In other words the use cases for multiple assignment are things like:
# swap
x, y = y, x
# multiple return values
quot, rem = a.divmod(b)
# etc.
name, age = "Person", 100
In other words, most of the time the object being assigned from (the Array) isn't even apparent.
You can't redefine assignment, because it's an operator instead of a method. But if your AllYourCode class were to inherit from Array, your example would work.
When Ruby encounters an assignment, it looks at the right hand side and if there is more than one rvalue, it collects them into an array. Then it looks at the left hand side.
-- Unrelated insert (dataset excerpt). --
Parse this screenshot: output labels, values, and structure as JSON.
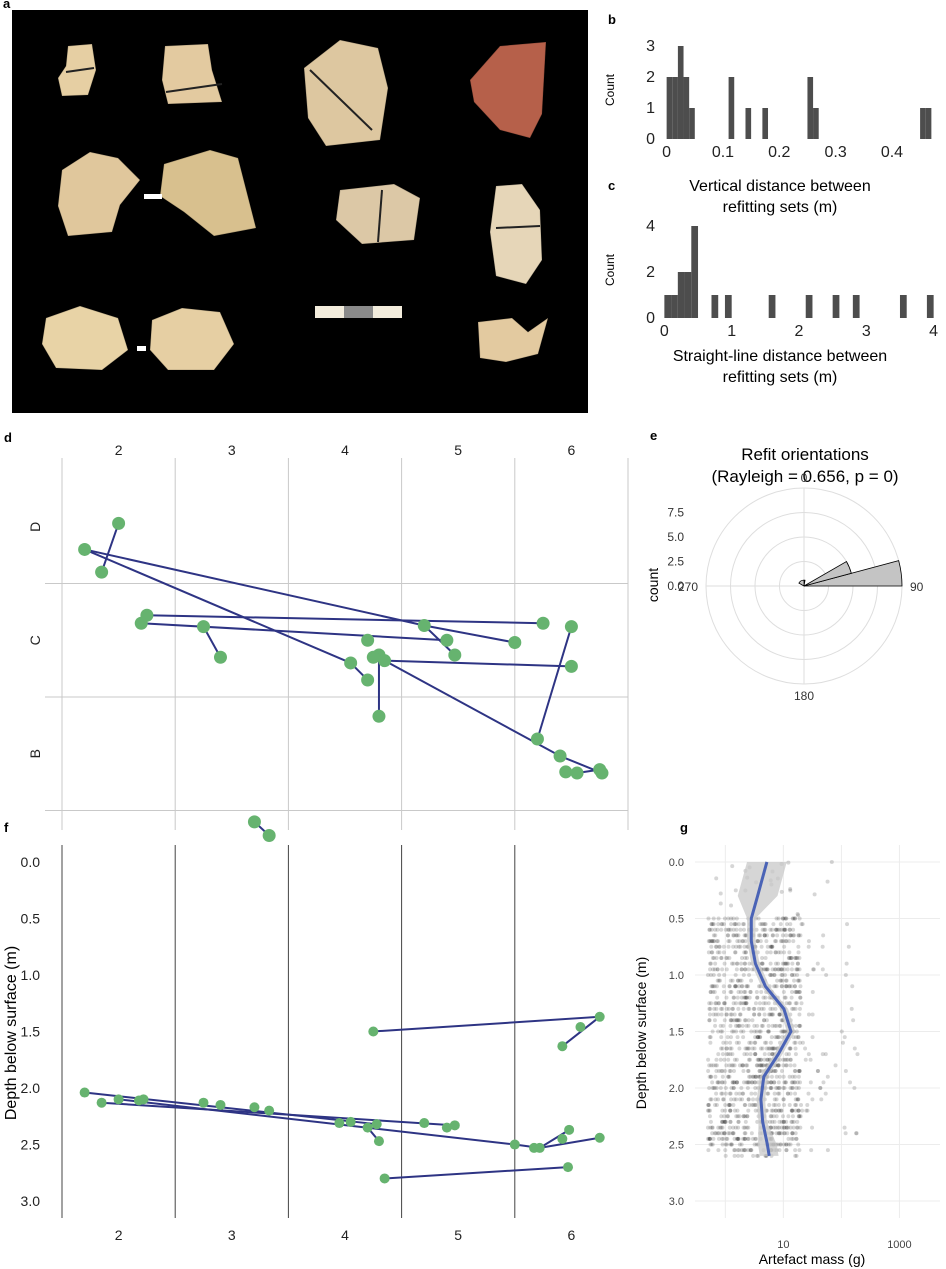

If there is one lvalue there, it is assigned the array.
def foo
return "a", "b", "c" # three rvalues
end
x = foo # => x == ["a", "b", "c"]
If there is more than one lvalue (more specifically, if it sees a comma), it assigns rvalues successively and discards the extra ones.
x, y, z = foo # => x == "a", y == "b", z == "c"
x, y = foo # => x == "a", y == "b"
x, = foo # => x == "a"
You can do parallel assignment if an array is returned, too, as you have discovered.
def bar
["a", "b", "c"]
end
x = bar # => x == ["a", "b", "c"]
x, y, z = bar # => x == "a", y == "b", z == "c"
x, y = bar # => x == "a", y == "b"
x, = bar # => x == "a"
So in your example, if rb is an Array or inherits from Array, x and y will be assigned its first 2 values.